Une
contribution d’Adam Thiam, Le Republicain
« D’ici à ce que les Bamakois
finissent de s’étriper sur le sujet des concertations nationales, les
jihadistes auraient fini leur boulot. Le Mali ne s’est jamais autant
humilié ». Le ressortissant de Gao refugié dans la capitale depuis
avril dernier, savait-il seulement que l’armée malienne est sur son pied
de guerre, piquée au vif par l’avancée facile vers le Sud du pays d’Aqmi
et de ses fondés de pouvoir ? Selon des sources concordantes, des
soldats de l’ex Base aérienne, de Kati, de Ségou et de Sikasso font mouvement
depuis quarante huit heures sur Sevaré.
Si les sources militaires et sécuritaires
préfèrent botter en touche, sans doute par souci de discrétions, plusieurs
témoins de cette ville affirment que les troupes régulières
étaient, hier, allées à la rencontre des jihadistes qui se trouvaient dans l’après-midi
à seulement une cinquantaine de kilomètres de la ligne de front. Des habitants
de la localité de Boré entre Sévaré (base de l’armée malienne) et
Douentza (position tenue par les jihadistes) rapportent que les soldats maliens
durent repousser les assaillants à coup de Bm 21 vers 16 heures [lundi].
La nouvelle s’est répandue à Sévaré et Bamako aussi. Mais les sources
sécuritaires interrogées ne confirmaient pas, hier soir, ce premier accrochage.
« L’armée ne reculera plus »
Les jihadistes durent reculer vers
Douentza, selon des sources villageoises, marquant ainsi, si l’accrochage
s’avérait, le premier choc entre les soldats maliens et les islamistes depuis
l’occupation du Nord en avril dernier par le Mnla, Aqmi, Ansardine et le
Mujao. « Il faut que le Mali donne une leçon mémorable à ces
bandits. Notre armée ne reculera plus », s’enorgueillissaient plusieurs de
nos interlocuteurs. Et la hiérarchie militaire. Elle garde le silence sur sa
stratégie mais reconnaît les mouvements de cinquantaines de
voitures jihadistes vers la ligne de front.

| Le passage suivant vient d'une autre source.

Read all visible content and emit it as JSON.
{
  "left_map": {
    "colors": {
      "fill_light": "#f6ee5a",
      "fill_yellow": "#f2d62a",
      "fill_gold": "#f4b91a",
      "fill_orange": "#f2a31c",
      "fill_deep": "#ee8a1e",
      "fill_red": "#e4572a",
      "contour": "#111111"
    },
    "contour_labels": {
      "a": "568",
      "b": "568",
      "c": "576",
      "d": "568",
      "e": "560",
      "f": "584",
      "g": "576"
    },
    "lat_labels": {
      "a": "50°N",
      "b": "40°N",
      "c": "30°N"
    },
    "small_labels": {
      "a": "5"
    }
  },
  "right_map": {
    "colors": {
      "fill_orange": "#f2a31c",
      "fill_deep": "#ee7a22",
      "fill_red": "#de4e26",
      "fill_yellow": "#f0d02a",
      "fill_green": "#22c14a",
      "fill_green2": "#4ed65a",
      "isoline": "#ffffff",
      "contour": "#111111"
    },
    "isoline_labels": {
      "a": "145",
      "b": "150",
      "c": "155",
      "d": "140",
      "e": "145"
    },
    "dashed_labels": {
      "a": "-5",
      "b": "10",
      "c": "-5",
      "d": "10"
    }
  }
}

Que veut dire cette nième bravade des
occupants du Nord malien ? Difficile d’y voir clair. Pour d’anciens
officiers, Aqmi veut simplement faire de la zone de Douentza sa ligne de front
en essayant d’empêcher l’armée d’avancer vers les places fortes des islamistes
que sont Tombouctou, Gao et Kidal. L’idée d’attaquer l’armée malienne à
Sévaré relèverait, pour ces militaires retraités, d’une erreur tactique qu’Aqmi
pourrait chèrement payer. Leur argument est qu’hors de leur espace et
sans la tactique du harcèlement et l’effet-surprise, les mujahidines sont des
proies faciles pour toute armée, à fortiori quand celle-ci a plus à se défendre
qu’à attaquer. Et pourtant, des ressortissants du Nord ne voient pas dans cette
provocation d’Aqmi la seule témérité suicidaire. Quoi alors ? Un
maire du Nord lui aussi réfugié à Bamako s’interroge : « je ne
sais vraiment pas ce que visent les salafistes. Mais ils ont une idée en
tête ».
Pour un acteur de la société civile du
Nord très au fait des logiques de la nébuleuse, tout ce mouvement vise à
rendre Ansardine inéligible au dialogue. Cet observateur averti
ajoute : « Ansardine ne se jouera pas facilement d’Aqmi. Iyad est le
premier à le savoir ». Comme si Bassolé avait tout entendu, les
négociations entre la délégation malienne et Ansardine-Mnla prévues à Ouaga le
10 janvier ont été reportées. Le baroud des jihadistes vers le Sud y est
certainement pour quelque chose.
Mais le fait que la Commission Nationale
des Négociations ne soit toujours pas désignée est aussi l’autre explication,
croient savoir plusieurs responsables d’organisations ou de communautés du
Nord. Cette Commission qui animera le dialogue inter-malien constituerait,
pourtant à leurs yeux, une bouée de sauvetage et pour Iyad qui « est
de fait le dernier otage aux mains d’Abuzeid » et pour le Mnla qui ne sera
rassuré que « pardonné par les communautés sédentaires ». En
attendant, la fête de l’armée approche – le 20 janvier – et ceux
des Maliens qui souffrent de la situation du Nord et du pays donneraient
tout pour une défaite cuisante des islamistes ce jour ou même avant.